Om verspilling te voorkomen, moeten GGD’en coronavaccins die aan het einde van de dag overblijven, aan medewerkers van de vaccinatielocatie, ziekenhuispersoneel en teststraatmedewerkers geven, schrijft zorgminister Hugo de Jonge in een Kamerbrief.
Eerder kwamen ook mensen uit een medische risicogroep nog in aanmerking voor een overgebleven vaccin.
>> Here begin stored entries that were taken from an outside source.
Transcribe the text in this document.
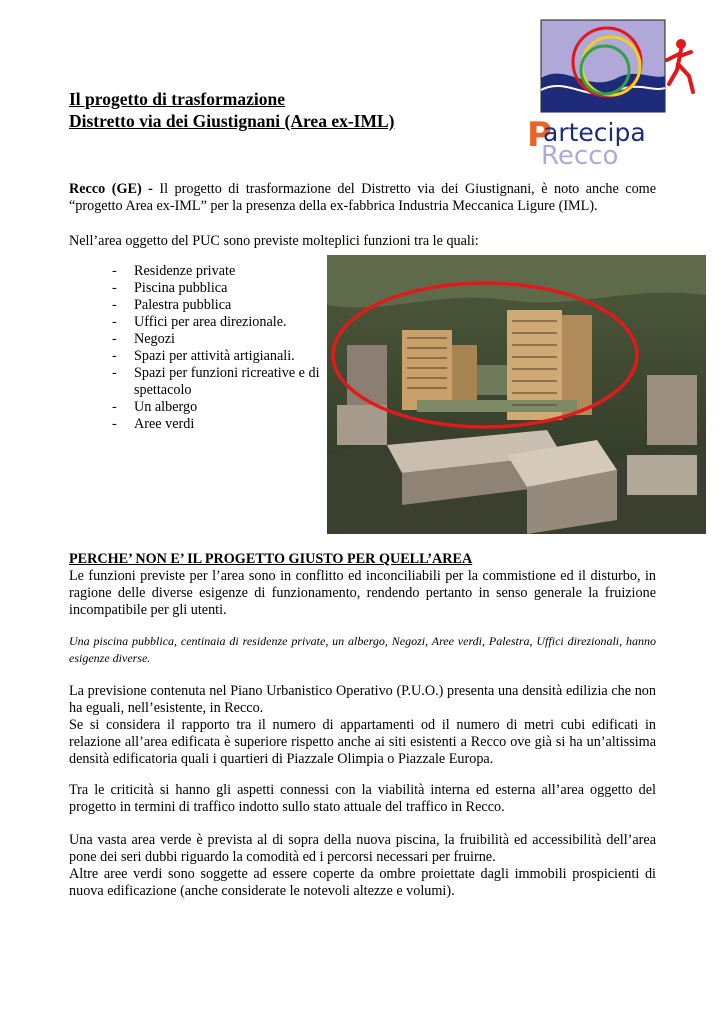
Il progetto di trasformazione
Distretto via dei Giustignani (Area ex-IML)	P
artecipa
Recco
Recco (GE) - Il progetto di trasformazione del Distretto via dei Giustignani, è noto anche come “progetto Area ex-IML” per la presenza della ex-fabbrica Industria Meccanica Ligure (IML).
Nell’area oggetto del PUC sono previste molteplici funzioni tra le quali:
- Residenze private
- Piscina pubblica
- Palestra pubblica
- Uffici per area direzionale.
- Negozi
- Spazi per attività artigianali.
- Spazi per funzioni ricreative e di spettacolo
- Un albergo
- Aree verdi
PERCHE’ NON E’ IL PROGETTO GIUSTO PER QUELL’AREA
Le funzioni previste per l’area sono in conflitto ed inconciliabili per la commistione ed il disturbo, in ragione delle diverse esigenze di funzionamento, rendendo pertanto in senso generale la fruizione incompatibile per gli utenti.
Una piscina pubblica, centinaia di residenze private, un albergo, Negozi, Aree verdi, Palestra, Uffici direzionali, hanno esigenze diverse.
La previsione contenuta nel Piano Urbanistico Operativo (P.U.O.) presenta una densità edilizia che non ha eguali, nell’esistente, in Recco.
Se si considera il rapporto tra il numero di appartamenti od il numero di metri cubi edificati in relazione all’area edificata è superiore rispetto anche ai siti esistenti a Recco ove già si ha un’altissima densità edificatoria quali i quartieri di Piazzale Olimpia o Piazzale Europa.
Tra le criticità si hanno gli aspetti connessi con la viabilità interna ed esterna all’area oggetto del progetto in termini di traffico indotto sullo stato attuale del traffico in Recco.
Una vasta area verde è prevista al di sopra della nuova piscina, la fruibilità ed accessibilità dell’area pone dei seri dubbi riguardo la comodità ed i percorsi necessari per fruirne.
Altre aree verdi sono soggette ad essere coperte da ombre proiettate dagli immobili prospicienti di nuova edificazione (anche considerate le notevoli altezze e volumi).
Als GGD’en coronavaccins over hebben, moeten ze die eerst aan prikkers zelf of aan andere medewerkers op een GGD-vaccinatielocatie geven. Ook in de nieuwe richtlijn komen die groepen als eerste aan de beurt. In de oude situatie kwamen daarna medische risicogroepen in aanmerking, zoals mensen met morbide obesitas of met andere specifieke aandoeningen. De Jonge schrijft nu dat het vaccin dat overblijft na het prikken van vaccinatiemedewerkers van de GGD’en gegeven kan worden aan “nader gedefinieerde doelgroepen, zoals bijvoorbeeld ziekenhuispersoneel, GGD-teststraatmedewerkers.”
Een woordvoerster van het ministerie laat weten dat ziekenhuispersoneel in de nieuwe situatie voorrang krijgt, omdat de druk op de zorg momenteel hoog is. GGD-teststraatmedewerkers krijgen voorrang omdat zij veel met coronapatiënten in aanraking komen.
Brancheorganisatie GGD GHOR Nederland laat weten dat het aantal
vaccins dat dagelijks overblijft “op één hand te tellen” is. GGD Noord-Limburg had tot dusver als enige genoeg vaccin over om ook mensen uit de medische risicogroep te prikken. Het ging daar volgens een woordvoerster niet om grote aantallen. Ze zegt dat de organisatie zich nu aanpast aan de nieuwe opdracht. “Als de richtlijnen wijzigen, dan veranderen wij mee.”